Il nuovo presidente iraniano è Hassan Rohani. Il dato ufficiale arriva dal ministero dell’interno, che parla di una vittoria raggiunta con una percentuale di voti superiore al 50%. È un trionfo per il Fronte moderato-riformista rappresentato da Hossani, che ha sconfitto al primo turno il sindaco di Teheran, Mohammed Baqer Qalibaf, fermatosi attorno ai sedici punti percentuali.

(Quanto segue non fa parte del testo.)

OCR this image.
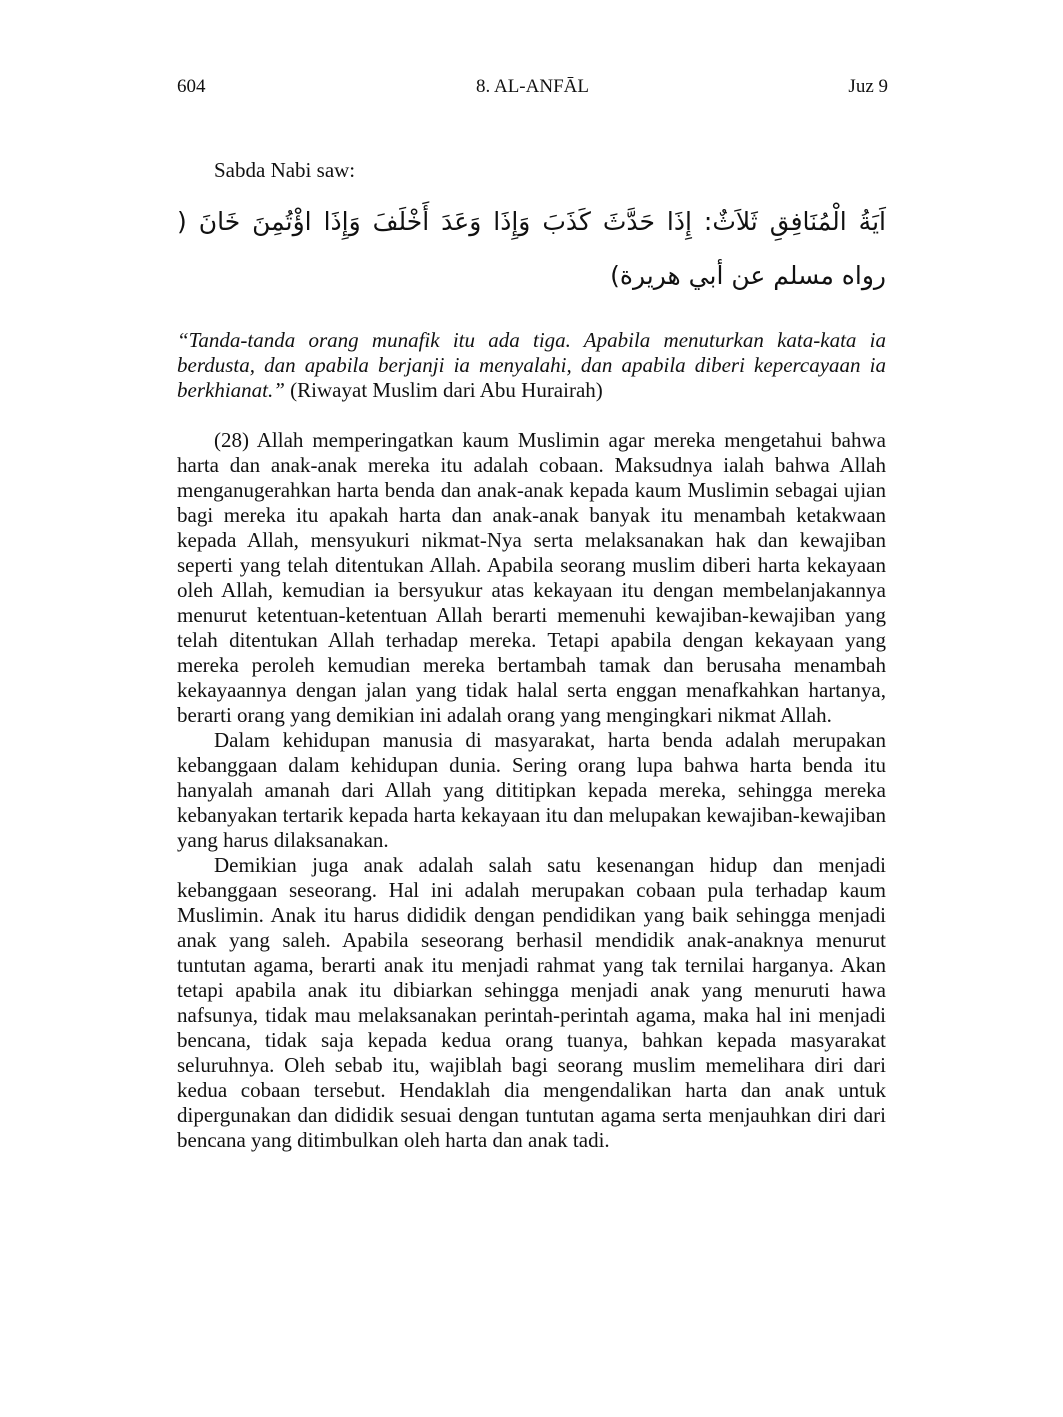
604	8. AL-ANFĀL	Juz 9

Sabda Nabi saw:

اَيَةُ الْمُنَافِقِ ثَلاَثٌ: إِذَا حَدَّثَ كَذَبَ وَإِذَا وَعَدَ أَخْلَفَ وَإِذَا اؤْتُمِنَ خَانَ ( رواه مسلم عن أبي هريرة)

“Tanda-tanda orang munafik itu ada tiga. Apabila menuturkan kata-kata ia berdusta, dan apabila berjanji ia menyalahi, dan apabila diberi kepercayaan ia berkhianat.” (Riwayat Muslim dari Abu Hurairah)

(28) Allah memperingatkan kaum Muslimin agar mereka mengetahui bahwa harta dan anak-anak mereka itu adalah cobaan. Maksudnya ialah bahwa Allah menganugerahkan harta benda dan anak-anak kepada kaum Muslimin sebagai ujian bagi mereka itu apakah harta dan anak-anak banyak itu menambah ketakwaan kepada Allah, mensyukuri nikmat-Nya serta melaksanakan hak dan kewajiban seperti yang telah ditentukan Allah. Apabila seorang muslim diberi harta kekayaan oleh Allah, kemudian ia bersyukur atas kekayaan itu dengan membelanjakannya menurut ketentuan-ketentuan Allah berarti memenuhi kewajiban-kewajiban yang telah ditentukan Allah terhadap mereka. Tetapi apabila dengan kekayaan yang mereka peroleh kemudian mereka bertambah tamak dan berusaha menambah kekayaannya dengan jalan yang tidak halal serta enggan menafkahkan hartanya, berarti orang yang demikian ini adalah orang yang mengingkari nikmat Allah.

Dalam kehidupan manusia di masyarakat, harta benda adalah merupakan kebanggaan dalam kehidupan dunia. Sering orang lupa bahwa harta benda itu hanyalah amanah dari Allah yang dititipkan kepada mereka, sehingga mereka kebanyakan tertarik kepada harta kekayaan itu dan melupakan kewajiban-kewajiban yang harus dilaksanakan.

Demikian juga anak adalah salah satu kesenangan hidup dan menjadi kebanggaan seseorang. Hal ini adalah merupakan cobaan pula terhadap kaum Muslimin. Anak itu harus dididik dengan pendidikan yang baik sehingga menjadi anak yang saleh. Apabila seseorang berhasil mendidik anak-anaknya menurut tuntutan agama, berarti anak itu menjadi rahmat yang tak ternilai harganya. Akan tetapi apabila anak itu dibiarkan sehingga menjadi anak yang menuruti hawa nafsunya, tidak mau melaksanakan perintah-perintah agama, maka hal ini menjadi bencana, tidak saja kepada kedua orang tuanya, bahkan kepada masyarakat seluruhnya. Oleh sebab itu, wajiblah bagi seorang muslim memelihara diri dari kedua cobaan tersebut. Hendaklah dia mengendalikan harta dan anak untuk dipergunakan dan dididik sesuai dengan tuntutan agama serta menjauhkan diri dari bencana yang ditimbulkan oleh harta dan anak tadi.
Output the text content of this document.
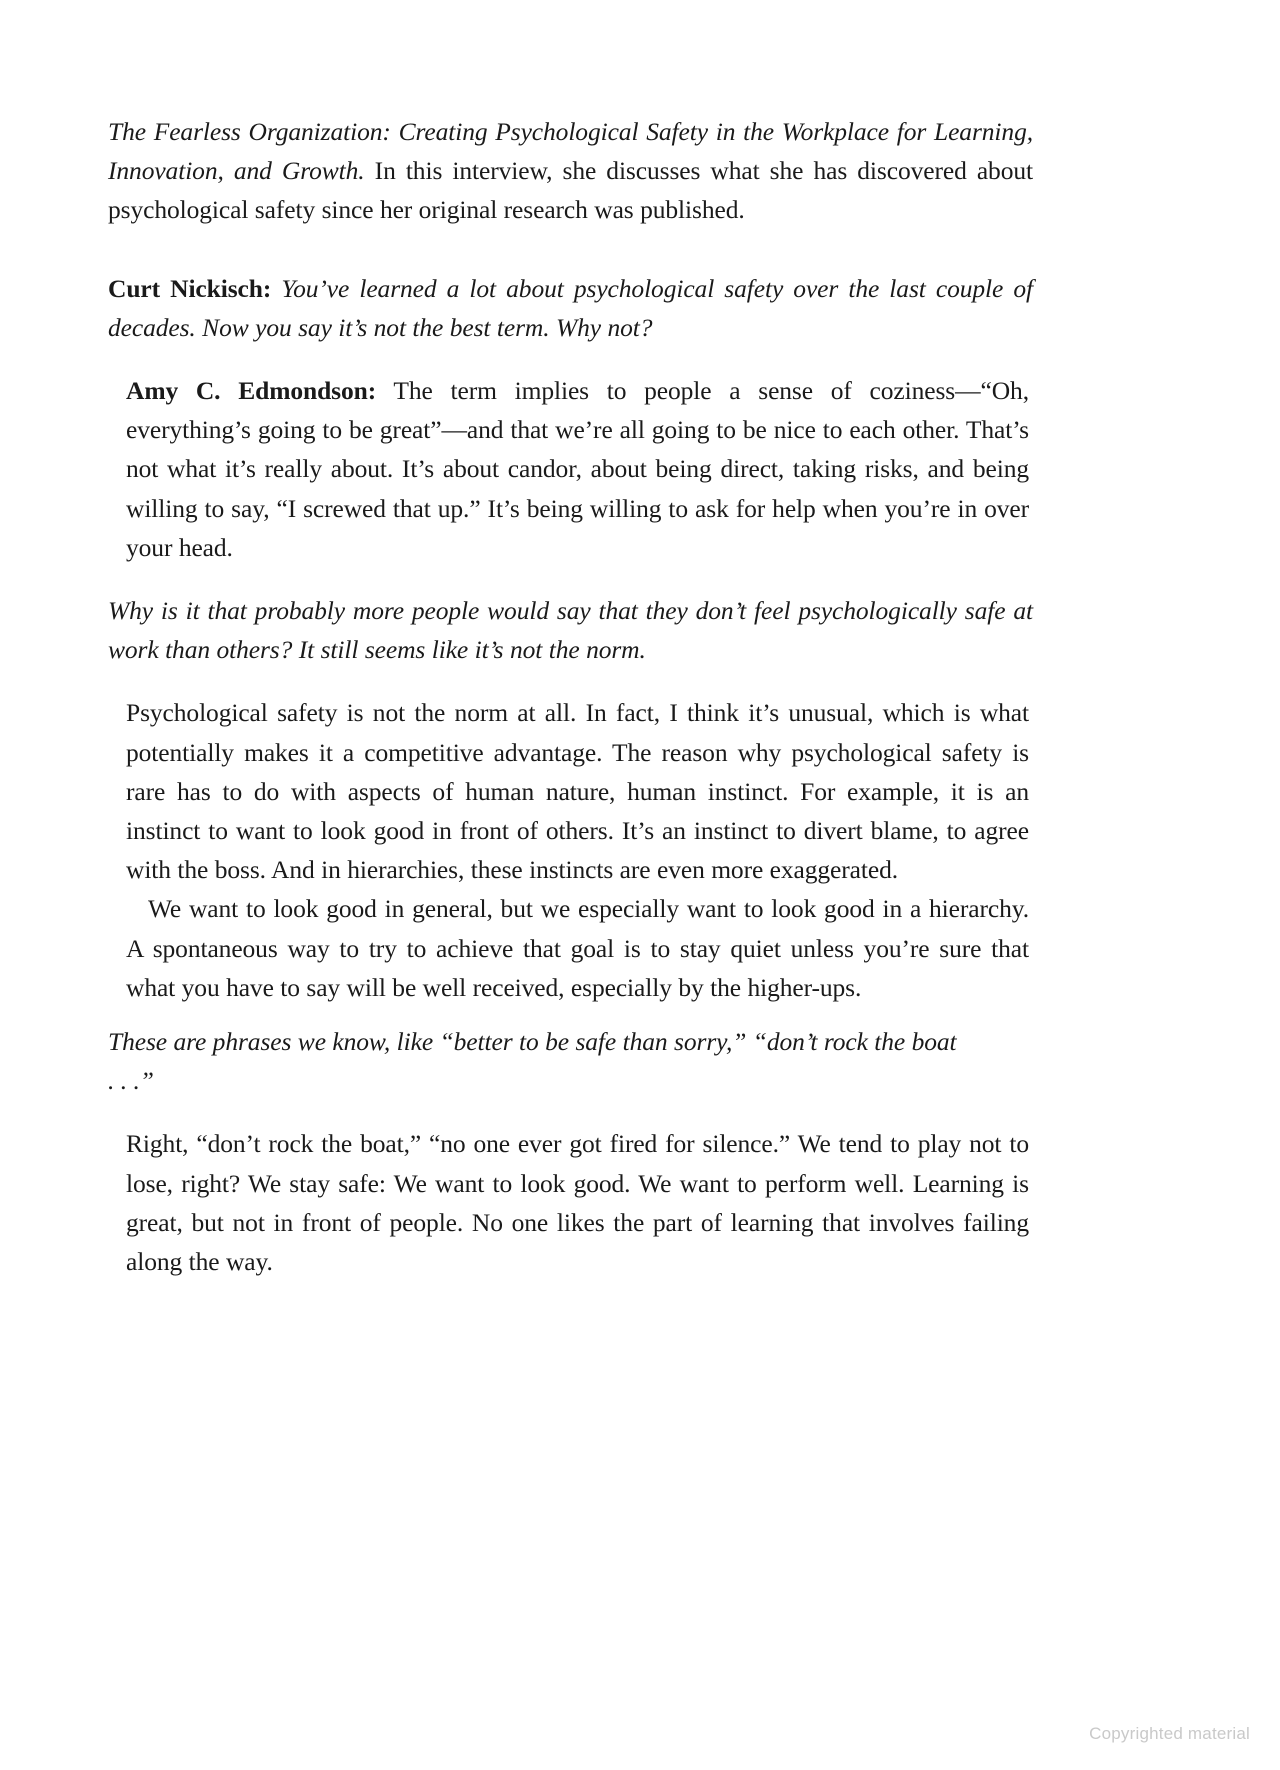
The Fearless Organization: Creating Psychological Safety in the Workplace for Learning, Innovation, and Growth. In this interview, she discusses what she has discovered about psychological safety since her original research was published.

Curt Nickisch: You’ve learned a lot about psychological safety over the last couple of decades. Now you say it’s not the best term. Why not?

Amy C. Edmondson: The term implies to people a sense of coziness—“Oh, everything’s going to be great”—and that we’re all going to be nice to each other. That’s not what it’s really about. It’s about candor, about being direct, taking risks, and being willing to say, “I screwed that up.” It’s being willing to ask for help when you’re in over your head.

Why is it that probably more people would say that they don’t feel psychologically safe at work than others? It still seems like it’s not the norm.

Psychological safety is not the norm at all. In fact, I think it’s unusual, which is what potentially makes it a competitive advantage. The reason why psychological safety is rare has to do with aspects of human nature, human instinct. For example, it is an instinct to want to look good in front of others. It’s an instinct to divert blame, to agree with the boss. And in hierarchies, these instincts are even more exaggerated.

We want to look good in general, but we especially want to look good in a hierarchy. A spontaneous way to try to achieve that goal is to stay quiet unless you’re sure that what you have to say will be well received, especially by the higher-ups.

These are phrases we know, like “better to be safe than sorry,” “don’t rock the boat

. . .”

Right, “don’t rock the boat,” “no one ever got fired for silence.” We tend to play not to lose, right? We stay safe: We want to look good. We want to perform well. Learning is great, but not in front of people. No one likes the part of learning that involves failing along the way.

Copyrighted material
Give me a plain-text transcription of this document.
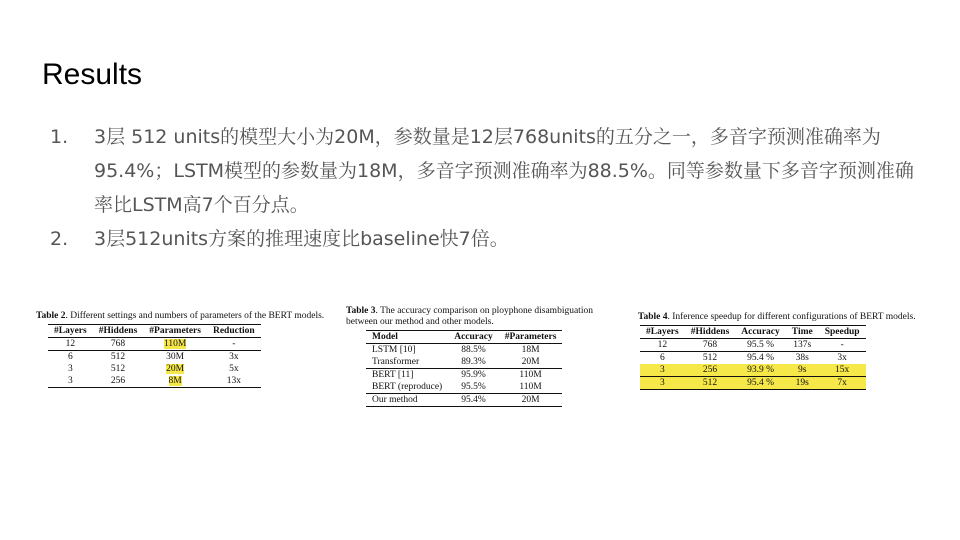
Results
1. 3层 512 units的模型大小为20M，参数量是12层768units的五分之一，多音字预测准确率为95.4%；LSTM模型的参数量为18M，多音字预测准确率为88.5%。同等参数量下多音字预测准确率比LSTM高7个百分点。
2. 3层512units方案的推理速度比baseline快7倍。
Table 2. Different settings and numbers of parameters of the BERT models.
#Layers	#Hiddens	#Parameters	Reduction
12	768	110M	-
6	512	30M	3x
3	512	20M	5x
3	256	8M	13x
Table 3. The accuracy comparison on ployphone disambiguation between our method and other models.
Model	Accuracy	#Parameters
LSTM [10]	88.5%	18M
Transformer	89.3%	20M
BERT [11]	95.9%	110M
BERT (reproduce)	95.5%	110M
Our method	95.4%	20M
Table 4. Inference speedup for different configurations of BERT models.
#Layers	#Hiddens	Accuracy	Time	Speedup
12	768	95.5 %	137s	-
6	512	95.4 %	38s	3x
3	256	93.9 %	9s	15x
3	512	95.4 %	19s	7x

NONOSTANTE L’AYATOLLAH - Una vittoria inaspettata, quella di Rohani, sia per il risultato che per i termini con cui si è andata affermando. Infatti, in pochi si aspettavano questo risultato: tra questi, sicuramente i due ex presidenti riformatori Mohammed Khatami e Akbar Hashemi Rafsanjani, sostenitori dello stesso Rohani. Una vittoria sorprendente per vari motivi: innanzitutto perché il nuovo presidente non era tra i prescelti dalla guida spirituale del paese, l’ayatollah Ali Khamenei. Lo stesso Khamenei che aveva estromesso Rohani dai negoziati sul nucleare riguardanti l’Iran perché la sua linea era considerata troppo morbida. Una piccola rivincita, ma anche un segnale che ora ci sarà da lavorare affinché si possa instaurare un dialogo tra i due protagonisti del futuro politico iraniano.

NONOSTANTE IL 2009 - L’altro elemento di sorpresa è l’affluenza, uno dei motivi per cui la corsa presidenziale si è chiusa senza il ricorso, da molti preventivato, al ballottaggio. Secondo i dati, circa tre quarti degli aventi diritto del paese si sono recati alle urne, fatto che ha determinato una proroga di cinque ore alla chiusura dei seggi. Ed è un fatto che appare significativo anche se raffrontato alle elezioni del 2009, con le accuse di brogli e le proteste di piazza susseguenti, represse dall’allora presidente Mahmoud Ahmadinejad.

IL FUTURO (E GLI USA) - Proprio Ahmadinejad è lo sfondo di questa svolta politica, ed un altro dei punti influenti dell’esito delle urne. Sono infatti gli attriti emersi durante questi anni tra i nazionalisti e la guida spirituale a spingere Khamenei alla esclusione di molti candidati vicini al presidente uscente. Questo ha fatto sì che i voti dei conservatori si disperdessero su tre diversi candidati, portando alla vittoria il fronte riformista, unitosi nella figura di Rohani mano mano che altri candidati abbandonavano la corsa.

Dopo la festa per le strade del paese – Teheran in testa – resta da capire quanto la figura di Rohani inciderà nella politica interna ed internazionale dell’Iran. Molte le domande: l’incubo statunitense di Ahmadinejad, in primis, può davvero dirsi terminato? Rohani troverà magari proprio negli Usa un territorio comune su cui costruire un dialogo con l’ayatollah? E come verrà a costituirsi il rapporto con Israele?
 Ed in politica interna, il nuovo presidente riuscirà a soddisfare le promesse fatte in campagna elettorale, riguardanti una minore intrusione nella vita privata dei cittadini ed un’apertura all’Occidente, testimoniata ad esempio dall’impegno a diminuire il gap tra uomini e donne? Oppure queste istanze, in un paese in cui la religione ha ancora un peso specifico notevole, saranno fonte di tensioni?